Many doors will already provide weather stripping, such as a door sweep at the base to prevent air from leaking in below your door. But if your windows aren’t already sealed, you have plenty of options for what to apply around the perimeter to keep cold air out.
Check out this quick run-down from Lowe’s on weather stripping and other ideas to help save energy at home this winter:
Another option for windows is to apply shrink film over the entire window. This extra layer of protection will keep even more cold air out. You’ll be prevented from opening your windows, so you may want to keep a few unwrapped in case of emergency.
3. Time Your Lights
Days are shorter during the winter, which means you’ll likely use more lighting to increase visibility. Similar to programming your thermostat, you can purchase timers for your lights so they will turn on and off at scheduled times each day. This means you can have outdoor lights turned on when you arrive home at night, without leaving them on all day.
This becomes especially relevant during the holidays, when neighborhoods see an increase in outdoor lighting usage. Timed lights are also useful for home security, as it provides the appearance that people are home and awake to deter burglars.
When choosing the bulbs for your indoor/outdoor lighting, consider energy-efficiency. You’ve probably already heard of the energy (and cost) benefits of compact fluorescent lightbulbs (CFLs), and there are also light-emitting diode (LED) bulbs and halogen bulbs. These bulbs lose much of their effectiveness if turned on/off repeatedly, but set on a timer these bulbs should last longer than incandescents.
4. Check Your Water Heater
Just like you don’t want your air conditioner to break down in the middle of summer, having no hot water during the winter is an unpleasant situation. Performing basic maintenance on your water heater twice a year will reduce the chances that it malfunctions at the wrong time, like when you have visitors staying with you for the holidays.
So what are you checking for when you perform this maintenance? The main projects are tocheck the pressure valve and flush the tank. You can also look for any leaks in the tank or valves which would increase your energy use. Another option is to insulate your water heater to protect it from the cold.

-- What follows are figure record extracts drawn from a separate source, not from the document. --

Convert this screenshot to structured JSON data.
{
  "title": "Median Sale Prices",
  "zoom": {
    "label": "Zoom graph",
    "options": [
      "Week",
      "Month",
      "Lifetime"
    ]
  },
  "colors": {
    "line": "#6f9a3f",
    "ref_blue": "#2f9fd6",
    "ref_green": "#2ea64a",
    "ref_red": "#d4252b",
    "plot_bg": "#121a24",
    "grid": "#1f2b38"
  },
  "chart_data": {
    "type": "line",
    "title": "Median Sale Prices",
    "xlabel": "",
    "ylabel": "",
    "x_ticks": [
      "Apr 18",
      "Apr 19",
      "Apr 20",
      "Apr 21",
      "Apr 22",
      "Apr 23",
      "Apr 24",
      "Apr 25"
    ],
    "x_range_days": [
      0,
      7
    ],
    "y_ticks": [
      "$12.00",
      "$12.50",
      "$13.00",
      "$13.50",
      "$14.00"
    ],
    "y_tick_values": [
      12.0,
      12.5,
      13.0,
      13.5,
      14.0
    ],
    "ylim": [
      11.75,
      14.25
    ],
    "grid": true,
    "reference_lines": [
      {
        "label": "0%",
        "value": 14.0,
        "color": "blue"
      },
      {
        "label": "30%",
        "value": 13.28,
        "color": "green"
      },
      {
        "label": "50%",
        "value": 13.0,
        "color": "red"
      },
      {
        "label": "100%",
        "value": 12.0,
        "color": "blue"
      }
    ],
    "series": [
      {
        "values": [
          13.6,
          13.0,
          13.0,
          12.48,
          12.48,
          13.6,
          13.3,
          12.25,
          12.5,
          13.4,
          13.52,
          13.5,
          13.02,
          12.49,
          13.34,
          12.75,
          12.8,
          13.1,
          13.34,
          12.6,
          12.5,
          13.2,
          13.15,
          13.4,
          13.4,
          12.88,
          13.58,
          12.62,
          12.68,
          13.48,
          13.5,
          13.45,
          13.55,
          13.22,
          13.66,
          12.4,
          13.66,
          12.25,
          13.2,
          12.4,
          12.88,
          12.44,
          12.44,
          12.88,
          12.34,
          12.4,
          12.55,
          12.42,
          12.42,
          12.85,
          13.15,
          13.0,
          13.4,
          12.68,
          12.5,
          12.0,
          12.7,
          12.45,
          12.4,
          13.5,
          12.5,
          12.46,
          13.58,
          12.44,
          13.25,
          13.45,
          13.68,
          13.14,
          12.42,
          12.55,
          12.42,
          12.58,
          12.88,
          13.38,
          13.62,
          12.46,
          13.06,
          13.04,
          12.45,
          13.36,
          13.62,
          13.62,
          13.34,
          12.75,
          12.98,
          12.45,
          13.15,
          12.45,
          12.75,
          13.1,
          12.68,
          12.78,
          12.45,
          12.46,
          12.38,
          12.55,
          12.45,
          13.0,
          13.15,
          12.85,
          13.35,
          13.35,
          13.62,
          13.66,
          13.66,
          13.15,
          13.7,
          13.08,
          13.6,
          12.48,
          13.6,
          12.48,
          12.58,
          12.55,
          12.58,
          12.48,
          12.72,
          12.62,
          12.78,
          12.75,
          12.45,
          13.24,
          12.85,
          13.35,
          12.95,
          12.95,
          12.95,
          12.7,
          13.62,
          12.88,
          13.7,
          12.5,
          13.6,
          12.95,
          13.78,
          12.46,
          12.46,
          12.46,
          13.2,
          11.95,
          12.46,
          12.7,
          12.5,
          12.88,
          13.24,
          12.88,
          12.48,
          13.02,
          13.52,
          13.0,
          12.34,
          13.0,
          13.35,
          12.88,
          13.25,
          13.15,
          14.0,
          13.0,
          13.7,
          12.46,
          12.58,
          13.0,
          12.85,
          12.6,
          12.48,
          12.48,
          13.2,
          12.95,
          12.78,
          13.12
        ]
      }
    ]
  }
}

If you decide to replace your water heater, you’ll want to consider a number of options, such as electric vs. gas and size of the tank. Every homeowner has different demands for hot water, and you’ll want to choose the right heater for your conditions.
5. Protect Your Garden
Photo: Flickr/ Debs-eye
If you’re worried about cold weather wiping out your plants, you can rest easy in most cases. Winter weather doesn’t cater toward flowers blooming, but your plants should live to see another spring. However, there are a few things you can do to maintain your garden during the winter months:
- Turn yard waste from the fall into mulch, which can be applied across your lawn and soil beds to contribute nutrients during winter months. You can mulch grass clippings, leaves, wood chips and even paper products like cardboard (be sure to remove tape), and it will also provide extra layers of insulation for plants.
- Limit your watering, because plants are less active in winter and therefore need less watering.
- If you utilize a sprinkler system, shut it off during winter months and water plants manually. This reduces the chances of your pipes freezing, and allows you to water only during dry periods.
- For potted plants, bring them inside or close to the house where weather is warmer. You can also put a tarp over planter boxes to shield them from weather.